![star_wars_unsplash](star_wars_unsplash.jpg)

Lego is a household name across the world, supported by a diverse toy line, hit movies, and a series of successful video games. In this project, we are going to explore a key development in the history of Lego: the introduction of licensed sets such as Star Wars, Super Heroes, and Harry Potter.

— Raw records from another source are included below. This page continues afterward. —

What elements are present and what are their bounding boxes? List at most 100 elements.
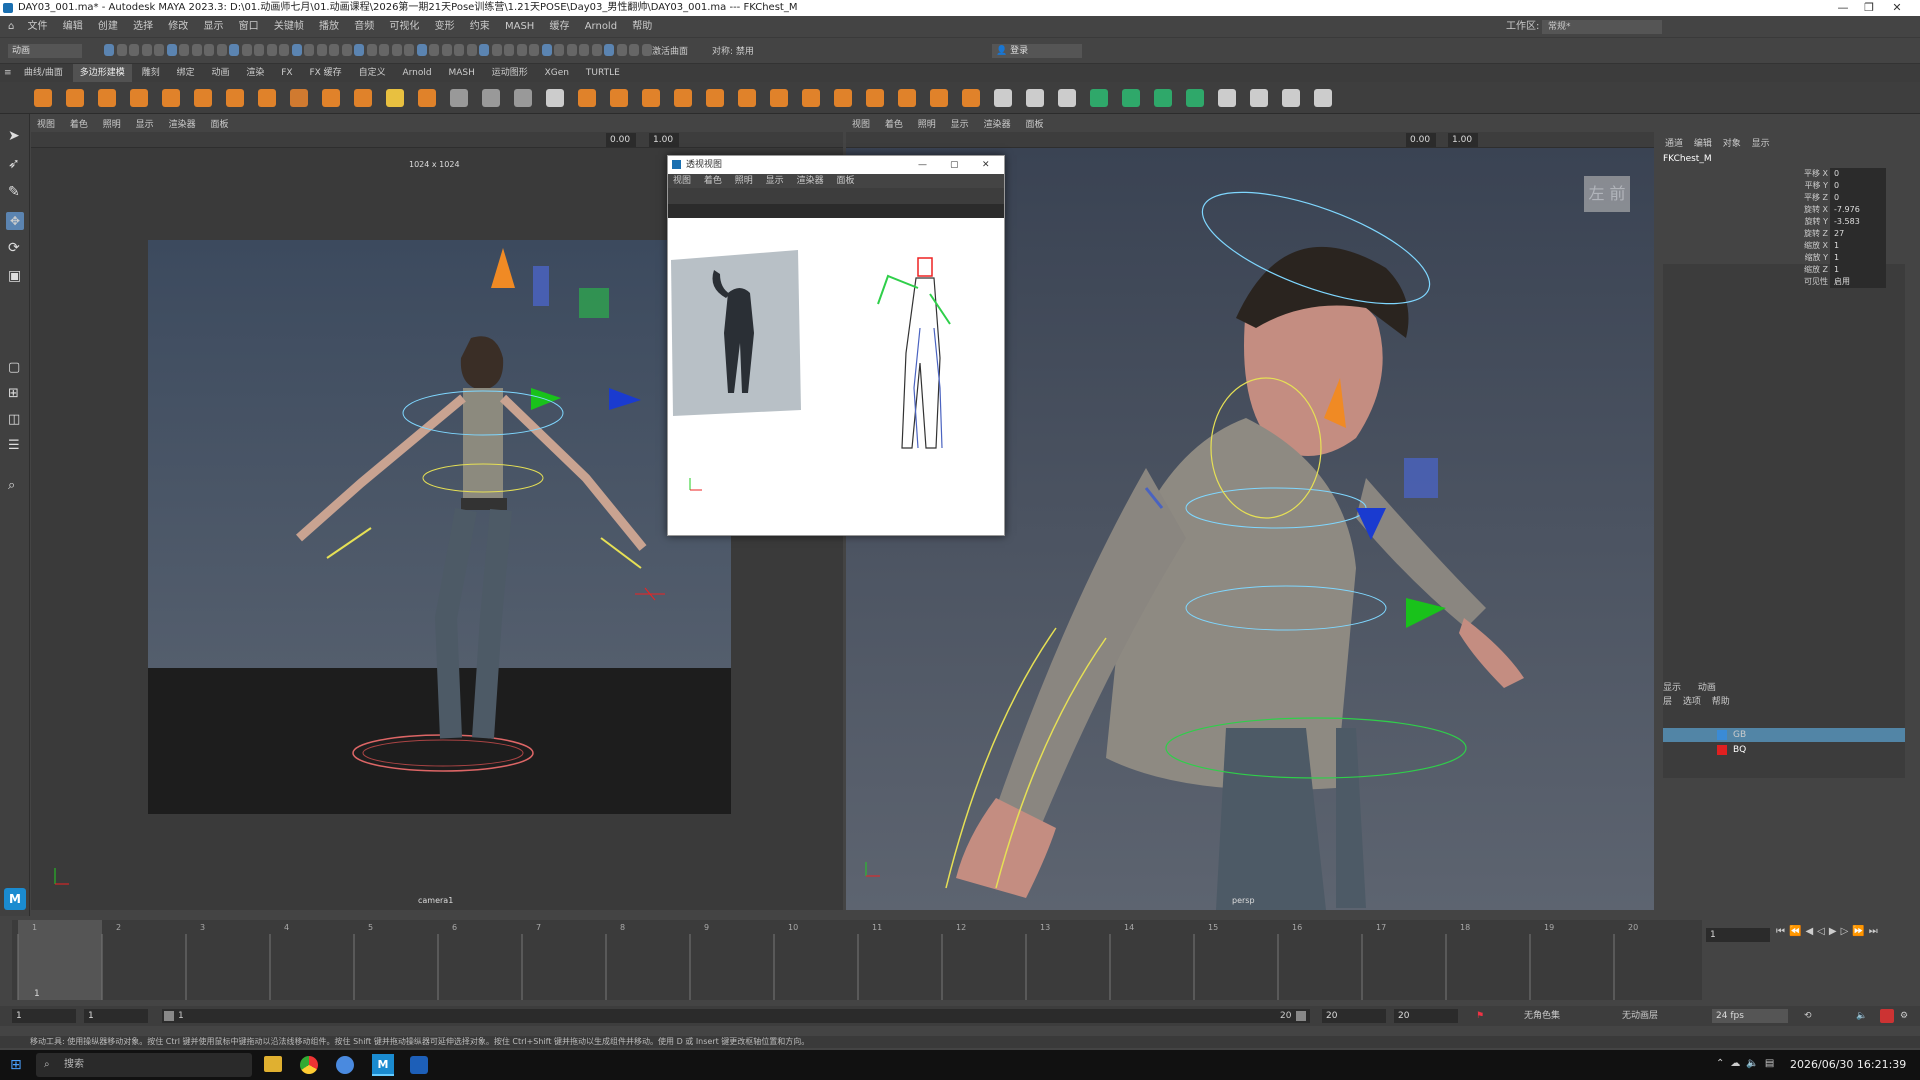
shelf-tab-xgen[interactable]: XGen [538,64,576,82]
step-forward-key-button[interactable]: ⏩ [1852,926,1868,937]
range-slider-end-handle[interactable] [1296,1011,1306,1021]
float-menu-lighting[interactable]: 照明 [730,174,758,188]
layer-menu-options[interactable]: 选项 [1683,697,1709,707]
status-tool-icon[interactable] [329,44,339,56]
status-tool-icon[interactable] [241,44,252,56]
shelf-tool-icon[interactable] [34,89,52,107]
channel-name[interactable]: 旋转 Z [1804,228,1828,240]
status-tool-icon[interactable] [216,44,227,56]
status-tool-icon[interactable] [141,44,152,56]
shelf-tool-icon[interactable] [194,89,212,107]
current-frame-marker[interactable] [18,920,102,1000]
status-tool-icon[interactable] [204,44,214,56]
shelf-tool-icon[interactable] [866,89,884,107]
shelf-tool-icon[interactable] [674,89,692,107]
home-icon[interactable]: ⌂ [0,16,18,38]
channel-name[interactable]: 旋转 X [1804,204,1828,216]
outliner-layout-icon[interactable]: ☰ [8,438,20,453]
status-tool-icon[interactable] [566,44,577,56]
channel-row[interactable]: 缩放 Z1 [1770,264,1890,276]
float-menu-panels[interactable]: 面板 [831,174,859,188]
channel-value[interactable]: -7.976 [1830,204,1886,216]
channel-row[interactable]: 旋转 X -7.976 [1770,204,1890,216]
status-tool-icon[interactable] [341,44,352,56]
menu-file[interactable]: 文件 [22,16,54,38]
channel-value[interactable]: 27 [1830,228,1886,240]
menu-edit[interactable]: 编辑 [57,16,89,38]
channel-value[interactable]: 0 [1830,168,1886,180]
search-icon[interactable]: ⌕ [8,478,15,493]
auto-key-icon[interactable]: ⚑ [1476,1006,1484,1026]
status-tool-icon[interactable] [229,44,239,56]
layer-row[interactable]: GB [1663,728,1905,742]
select-tool-icon[interactable]: ➤ [8,128,20,144]
shelf-tool-icon[interactable] [578,89,596,107]
menuset-dropdown[interactable]: 动画 [8,44,82,58]
vp-menu-shading[interactable]: 着色 [64,118,94,132]
status-tool-icon[interactable] [404,44,414,56]
tab-object[interactable]: 对象 [1723,139,1749,149]
step-back-button[interactable]: ◀ [1805,926,1817,937]
status-tool-icon[interactable] [266,44,277,56]
current-frame-field[interactable]: 1 [1706,928,1770,942]
shelf-tab-motiongraphics[interactable]: 运动图形 [485,64,535,82]
single-pane-icon[interactable]: ▢ [8,360,20,375]
channel-row[interactable]: 平移 X0 [1770,168,1890,180]
shelf-tab-rigging[interactable]: 绑定 [170,64,202,82]
status-tool-icon[interactable] [616,44,627,56]
menu-audio[interactable]: 音频 [348,16,380,38]
status-tool-icon[interactable] [179,44,189,56]
menu-arnold[interactable]: Arnold [579,16,623,38]
workspace-dropdown[interactable]: 常规* [1542,20,1662,34]
status-tool-icon[interactable] [466,44,477,56]
app-icon[interactable] [336,1056,354,1074]
layer-menu-layers[interactable]: 层 [1663,697,1680,707]
shelf-tab-turtle[interactable]: TURTLE [579,64,627,82]
maya-taskbar-icon[interactable]: M [372,1054,394,1076]
channel-row[interactable]: 旋转 Z 27 [1770,228,1890,240]
scene-start-field[interactable]: 1 [12,1009,76,1023]
channel-name[interactable]: 缩放 X [1804,240,1828,252]
shelf-tool-icon[interactable] [834,89,852,107]
step-forward-button[interactable]: ▷ [1841,926,1853,937]
channel-name[interactable]: 缩放 Z [1804,264,1828,276]
shelf-tool-icon[interactable] [1250,89,1268,107]
menu-visualize[interactable]: 可视化 [383,16,425,38]
status-tool-icon[interactable] [429,44,439,56]
playback-end-field[interactable]: 20 [1322,1009,1386,1023]
login-dropdown[interactable]: 👤 登录 [992,44,1082,58]
float-minimize-button[interactable]: — [918,156,927,174]
shelf-tool-icon[interactable] [226,89,244,107]
status-tool-icon[interactable] [104,44,114,56]
vp-menu-view[interactable]: 视图 [31,118,61,132]
status-tool-icon[interactable] [166,44,177,56]
channel-row[interactable]: 平移 Y0 [1770,180,1890,192]
status-tool-icon[interactable] [291,44,302,56]
channel-row[interactable]: 平移 Z0 [1770,192,1890,204]
shelf-tool-icon[interactable] [1154,89,1172,107]
play-forward-button[interactable]: ▶ [1829,926,1841,937]
channel-name[interactable]: 旋转 Y [1805,216,1828,228]
shelf-tab-arnold[interactable]: Arnold [395,64,438,82]
start-icon[interactable]: ⊞ [10,1057,22,1073]
float-window-titlebar[interactable]: 透视视图 — ▢ ✕ [668,156,1004,174]
status-tool-icon[interactable] [391,44,402,56]
viewcube[interactable]: 左 前 [1584,176,1630,212]
range-slider[interactable]: 1 20 [162,1009,1310,1023]
channel-name[interactable]: 可见性 [1804,276,1828,288]
file-explorer-icon[interactable] [264,1056,282,1072]
menu-deform[interactable]: 变形 [429,16,461,38]
status-tool-icon[interactable] [529,44,539,56]
channel-name[interactable]: 平移 X [1804,168,1828,180]
status-tool-icon[interactable] [629,44,639,56]
status-tool-icon[interactable] [379,44,389,56]
rotate-tool-icon[interactable]: ⟳ [8,240,20,256]
channel-row[interactable]: 缩放 X1 [1770,240,1890,252]
status-tool-icon[interactable] [591,44,602,56]
exposure-field[interactable]: 0.00 [606,133,636,147]
status-tool-icon[interactable] [366,44,377,56]
menu-windows[interactable]: 窗口 [233,16,265,38]
shelf-tab-rendering[interactable]: 渲染 [239,64,271,82]
shelf-tool-icon[interactable] [962,89,980,107]
menu-mash[interactable]: MASH [499,16,540,38]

The introduction of its first licensed series, Star Wars, was a hit that sparked a series of collaborations with more themed sets.


## lego_sets.csv

| Column     | Description              |
|------------|--------------------------|
| `"set_num"` | A code that is unique to each set in the dataset. This column is critical, and a missing value indicates the set is a duplicate or invalid! |
| `"name"` | The name of the set. |
| `"year"` | The date the set was released. |
| `"num_parts"` | The number of parts contained in the set. This column is not central to our analyses, so missing values are acceptable. |
| `"theme_name"` | The name of the sub-theme of the set. |
| `"parent_theme"` | The name of the parent theme the set belongs to. Matches the name column of the parent_themes csv file.
|

## parent_themes.csv

| Column     | Description              |
|------------|--------------------------|
| `"id"` | A code that is unique to every theme. |
| `"name"` | The name of the parent theme. |
| `"is_licensed"` | A Boolean column specifying whether the theme is a licensed theme. |

In [None]:
import pandas as pd

lego_sets = pd.read_csv('data/lego_sets.csv')
lego_sets.head()

lego_sets_clean = lego_sets.dropna(subset=['set_num','name','theme_name'])
lego_sets_clean.head()

Unnamed: 0,set_num,name,year,num_parts,theme_name,parent_theme
0,00-1,Weetabix Castle,1970,471.0,Castle,Legoland
1,0011-2,Town Mini-Figures,1978,,Supplemental,Town
2,0011-3,Castle 2 for 1 Bonus Offer,1987,,Lion Knights,Castle
3,0012-1,Space Mini-Figures,1979,12.0,Supplemental,Space
4,0013-1,Space Mini-Figures,1979,12.0,Supplemental,Space


In [46]:
parent_themes = pd.read_csv('data/parent_themes.csv')
parent_themes.head(50)
licensed_themes = parent_themes[parent_themes["is_licensed"]]["name"]
licensed_themes.head()

7                    Star Wars
12                Harry Potter
16    Pirates of the Caribbean
17               Indiana Jones
18                        Cars
Name: name, dtype: object

In [47]:
licensed = lego_sets_clean["parent_theme"].isin(licensed_themes)
licensed_sets = lego_sets_clean[licensed]
licensed_sets.head()

Unnamed: 0,set_num,name,year,num_parts,theme_name,parent_theme
44,10018-1,Darth Maul,2001,1868.0,Star Wars,Star Wars
45,10019-1,Rebel Blockade Runner - UCS,2001,,Star Wars Episode 4/5/6,Star Wars
54,10026-1,Naboo Starfighter - UCS,2002,,Star Wars Episode 1,Star Wars
57,10030-1,Imperial Star Destroyer - UCS,2002,3115.0,Star Wars Episode 4/5/6,Star Wars
95,10075-1,Spider-Man Action Pack,2002,25.0,Spider-Man,Super Heroes


In [48]:
all_sets = len(licensed_sets)
#print (all_sets)
star_wars_sets = len(licensed_sets[licensed_sets["parent_theme"] == "Star Wars"])
the_force = int((star_wars_sets / all_sets) * 100)
print(f'The percentage of licensed sets that are Star Wars themed is {the_force}%.')

The percentage of licensed sets that are Star Wars themed is 51%.


In [49]:
licensed_pivot = licensed_sets.pivot_table(index = "year", columns = "parent_theme", values="set_num", aggfunc="count")

In [50]:
licensed_pivot.sort_values(by="Star Wars", ascending=False)["Star Wars"]
new_era=2016
print(f"The year when the most Star Wars sets were released was {new_era}.")

The year when the most Star Wars sets were released was 2016.